The happy person is one who does not follow wicked counsel; or linger on the road to ruin; or sit among the hecklers’ seats. On the contrary, with Yahweh’s torah lies his true joy, mulling over His torah by day and night.
Many times in families, and even in church, we’re clear about what we don’t do or clear about what we should do, but we don’t always hold onto both. But if we think about incorporating Psalm 1 into a parenting model:
- “Don’t fidget in church” would become “While we’re in church use these pipe cleaners to make representations of what you see in the worship space; or count how many times the pastor says God or Jesus; or close your eyes and pay attention to how the music feels; and try not to fidget so that people sitting near you can pay attention to stuff too.”

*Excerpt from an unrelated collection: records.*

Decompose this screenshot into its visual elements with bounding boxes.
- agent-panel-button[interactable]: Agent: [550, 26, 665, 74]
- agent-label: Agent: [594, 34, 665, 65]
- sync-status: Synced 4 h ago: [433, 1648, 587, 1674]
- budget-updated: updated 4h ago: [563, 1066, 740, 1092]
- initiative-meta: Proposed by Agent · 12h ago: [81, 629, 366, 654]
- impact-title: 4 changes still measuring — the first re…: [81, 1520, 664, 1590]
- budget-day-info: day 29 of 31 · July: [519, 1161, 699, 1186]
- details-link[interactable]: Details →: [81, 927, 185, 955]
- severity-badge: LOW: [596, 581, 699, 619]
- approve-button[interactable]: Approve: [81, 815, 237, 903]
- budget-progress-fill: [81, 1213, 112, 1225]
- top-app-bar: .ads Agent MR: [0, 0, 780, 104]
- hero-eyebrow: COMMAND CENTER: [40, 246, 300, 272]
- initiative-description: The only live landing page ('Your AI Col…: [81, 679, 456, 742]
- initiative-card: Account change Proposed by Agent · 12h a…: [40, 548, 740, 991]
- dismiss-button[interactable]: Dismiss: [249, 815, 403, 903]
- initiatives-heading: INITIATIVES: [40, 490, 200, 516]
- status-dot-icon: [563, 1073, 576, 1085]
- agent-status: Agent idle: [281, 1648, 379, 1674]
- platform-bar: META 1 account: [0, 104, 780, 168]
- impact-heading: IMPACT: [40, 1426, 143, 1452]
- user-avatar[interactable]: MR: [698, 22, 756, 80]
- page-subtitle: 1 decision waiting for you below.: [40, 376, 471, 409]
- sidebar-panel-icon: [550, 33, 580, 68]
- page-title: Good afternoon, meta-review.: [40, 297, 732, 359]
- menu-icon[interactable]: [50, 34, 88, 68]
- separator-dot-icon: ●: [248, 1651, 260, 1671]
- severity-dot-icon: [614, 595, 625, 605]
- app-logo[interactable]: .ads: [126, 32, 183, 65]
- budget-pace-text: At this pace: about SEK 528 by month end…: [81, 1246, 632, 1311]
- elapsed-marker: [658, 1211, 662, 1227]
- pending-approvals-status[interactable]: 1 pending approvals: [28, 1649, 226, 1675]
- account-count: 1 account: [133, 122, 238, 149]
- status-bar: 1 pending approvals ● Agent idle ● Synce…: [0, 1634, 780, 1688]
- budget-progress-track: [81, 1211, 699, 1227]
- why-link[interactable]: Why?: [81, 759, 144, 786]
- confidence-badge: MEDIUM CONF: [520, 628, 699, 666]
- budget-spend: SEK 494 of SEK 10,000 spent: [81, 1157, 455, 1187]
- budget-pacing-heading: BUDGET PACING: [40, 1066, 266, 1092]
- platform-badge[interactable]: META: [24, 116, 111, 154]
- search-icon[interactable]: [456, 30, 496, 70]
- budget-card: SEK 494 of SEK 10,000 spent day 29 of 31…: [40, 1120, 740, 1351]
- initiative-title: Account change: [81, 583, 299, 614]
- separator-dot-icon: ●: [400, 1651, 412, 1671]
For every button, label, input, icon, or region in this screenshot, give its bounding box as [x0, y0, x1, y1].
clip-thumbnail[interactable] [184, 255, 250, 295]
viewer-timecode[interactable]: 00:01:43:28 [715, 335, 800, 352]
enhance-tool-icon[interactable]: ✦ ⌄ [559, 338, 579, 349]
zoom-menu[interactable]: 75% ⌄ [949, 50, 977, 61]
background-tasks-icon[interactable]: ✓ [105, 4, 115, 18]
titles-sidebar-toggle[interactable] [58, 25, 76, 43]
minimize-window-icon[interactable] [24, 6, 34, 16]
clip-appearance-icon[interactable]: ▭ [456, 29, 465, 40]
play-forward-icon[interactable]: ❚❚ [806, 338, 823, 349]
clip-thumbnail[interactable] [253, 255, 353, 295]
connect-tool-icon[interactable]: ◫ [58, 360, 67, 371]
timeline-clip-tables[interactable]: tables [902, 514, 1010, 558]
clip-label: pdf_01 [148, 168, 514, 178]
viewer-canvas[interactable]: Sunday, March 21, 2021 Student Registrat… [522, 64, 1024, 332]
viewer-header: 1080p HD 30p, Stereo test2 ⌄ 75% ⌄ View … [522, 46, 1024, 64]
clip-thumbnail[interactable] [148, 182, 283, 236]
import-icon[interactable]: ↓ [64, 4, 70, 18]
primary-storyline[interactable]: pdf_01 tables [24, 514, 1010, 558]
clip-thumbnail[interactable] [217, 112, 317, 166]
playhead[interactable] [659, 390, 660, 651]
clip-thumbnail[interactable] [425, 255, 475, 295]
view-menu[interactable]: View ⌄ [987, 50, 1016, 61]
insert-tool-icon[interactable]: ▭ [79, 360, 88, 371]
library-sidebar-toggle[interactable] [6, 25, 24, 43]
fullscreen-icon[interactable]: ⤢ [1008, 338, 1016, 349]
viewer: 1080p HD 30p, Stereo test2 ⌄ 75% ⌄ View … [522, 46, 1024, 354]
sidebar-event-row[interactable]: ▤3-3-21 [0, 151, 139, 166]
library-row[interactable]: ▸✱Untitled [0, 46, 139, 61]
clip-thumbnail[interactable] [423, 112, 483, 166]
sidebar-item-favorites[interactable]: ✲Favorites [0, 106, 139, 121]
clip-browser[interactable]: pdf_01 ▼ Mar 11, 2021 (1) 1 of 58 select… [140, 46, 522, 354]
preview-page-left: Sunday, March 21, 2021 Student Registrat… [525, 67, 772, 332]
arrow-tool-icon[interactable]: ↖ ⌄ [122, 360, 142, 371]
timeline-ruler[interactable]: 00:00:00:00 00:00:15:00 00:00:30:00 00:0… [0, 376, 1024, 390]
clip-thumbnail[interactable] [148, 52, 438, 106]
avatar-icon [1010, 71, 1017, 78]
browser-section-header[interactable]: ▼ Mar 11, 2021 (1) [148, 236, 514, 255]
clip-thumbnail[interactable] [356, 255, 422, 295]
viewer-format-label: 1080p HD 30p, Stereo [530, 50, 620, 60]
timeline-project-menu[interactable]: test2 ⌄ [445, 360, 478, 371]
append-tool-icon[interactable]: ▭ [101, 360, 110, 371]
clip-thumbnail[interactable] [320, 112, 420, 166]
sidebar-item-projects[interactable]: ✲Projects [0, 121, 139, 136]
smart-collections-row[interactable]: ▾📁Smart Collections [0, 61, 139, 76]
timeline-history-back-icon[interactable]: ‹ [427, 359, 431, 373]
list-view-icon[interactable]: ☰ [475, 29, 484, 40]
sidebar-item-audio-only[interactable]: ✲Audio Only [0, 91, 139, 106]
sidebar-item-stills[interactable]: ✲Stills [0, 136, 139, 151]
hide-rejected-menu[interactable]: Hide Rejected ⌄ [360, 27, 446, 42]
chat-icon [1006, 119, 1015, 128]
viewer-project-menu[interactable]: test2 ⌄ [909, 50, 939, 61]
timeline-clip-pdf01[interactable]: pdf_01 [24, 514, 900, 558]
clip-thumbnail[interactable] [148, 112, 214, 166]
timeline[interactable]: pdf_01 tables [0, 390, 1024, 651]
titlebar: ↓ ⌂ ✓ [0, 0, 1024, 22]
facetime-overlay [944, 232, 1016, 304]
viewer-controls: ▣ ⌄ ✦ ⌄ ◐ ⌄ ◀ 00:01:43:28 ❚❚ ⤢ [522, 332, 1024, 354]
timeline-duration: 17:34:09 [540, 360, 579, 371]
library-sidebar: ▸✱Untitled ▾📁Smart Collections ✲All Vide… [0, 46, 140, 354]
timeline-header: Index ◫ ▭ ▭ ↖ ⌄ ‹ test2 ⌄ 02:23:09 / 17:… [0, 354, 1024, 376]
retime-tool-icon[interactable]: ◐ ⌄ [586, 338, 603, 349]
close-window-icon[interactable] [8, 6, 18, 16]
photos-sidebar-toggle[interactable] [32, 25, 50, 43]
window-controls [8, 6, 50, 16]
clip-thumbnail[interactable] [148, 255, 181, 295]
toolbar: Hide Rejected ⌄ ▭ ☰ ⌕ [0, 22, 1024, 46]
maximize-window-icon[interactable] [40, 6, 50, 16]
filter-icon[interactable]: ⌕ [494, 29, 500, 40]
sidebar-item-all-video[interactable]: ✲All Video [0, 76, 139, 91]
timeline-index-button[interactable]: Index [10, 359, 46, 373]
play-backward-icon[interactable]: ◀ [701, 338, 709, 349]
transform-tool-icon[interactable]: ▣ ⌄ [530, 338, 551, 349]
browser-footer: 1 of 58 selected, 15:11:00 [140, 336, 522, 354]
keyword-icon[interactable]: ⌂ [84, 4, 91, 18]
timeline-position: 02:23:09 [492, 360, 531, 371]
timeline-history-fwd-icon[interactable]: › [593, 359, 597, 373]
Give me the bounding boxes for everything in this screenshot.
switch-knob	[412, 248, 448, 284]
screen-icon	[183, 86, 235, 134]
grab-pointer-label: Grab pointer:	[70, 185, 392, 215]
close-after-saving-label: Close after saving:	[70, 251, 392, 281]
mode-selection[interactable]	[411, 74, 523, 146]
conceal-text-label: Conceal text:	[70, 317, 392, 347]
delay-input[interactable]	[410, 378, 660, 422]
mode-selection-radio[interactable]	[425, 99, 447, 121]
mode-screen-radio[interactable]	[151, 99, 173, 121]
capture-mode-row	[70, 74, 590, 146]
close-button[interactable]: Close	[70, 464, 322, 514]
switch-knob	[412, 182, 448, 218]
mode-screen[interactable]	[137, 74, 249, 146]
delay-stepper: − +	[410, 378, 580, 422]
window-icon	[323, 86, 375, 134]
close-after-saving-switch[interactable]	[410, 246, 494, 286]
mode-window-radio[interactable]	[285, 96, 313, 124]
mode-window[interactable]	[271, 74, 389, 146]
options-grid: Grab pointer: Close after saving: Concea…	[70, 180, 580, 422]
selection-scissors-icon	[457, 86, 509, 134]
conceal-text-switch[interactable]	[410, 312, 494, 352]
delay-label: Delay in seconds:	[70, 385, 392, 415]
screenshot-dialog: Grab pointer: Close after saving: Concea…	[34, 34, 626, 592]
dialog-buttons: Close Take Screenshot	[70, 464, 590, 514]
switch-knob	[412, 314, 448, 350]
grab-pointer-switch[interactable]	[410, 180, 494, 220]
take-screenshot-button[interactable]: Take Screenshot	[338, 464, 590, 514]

- “Stop picking on your sister/brother” could become “How do you think your sister/brother feels when you say/do those things? When I feel like I want to pick on someone, I find a place to be quiet and spend time by myself, until that feeling goes away. Do you think that would work for you?”
- Telling a teen not to have sex before marriage could be replaced by sharing how to form deep, lasting, intimate friendships that lead to a satisfying long-term marriage within which sex is an important expression of love between two people who have done the hard work of first building the strong foundation for a relationship.
These are just a few examples of how to incorporate the wisdom of Psalm 1 into a parenting model. What about other family relationships? Consider incorporating the both/and wisdom of Psalm 1 into how you respond to marriage, or caring for an aging parent, or relating to siblings. What examples would you like to share?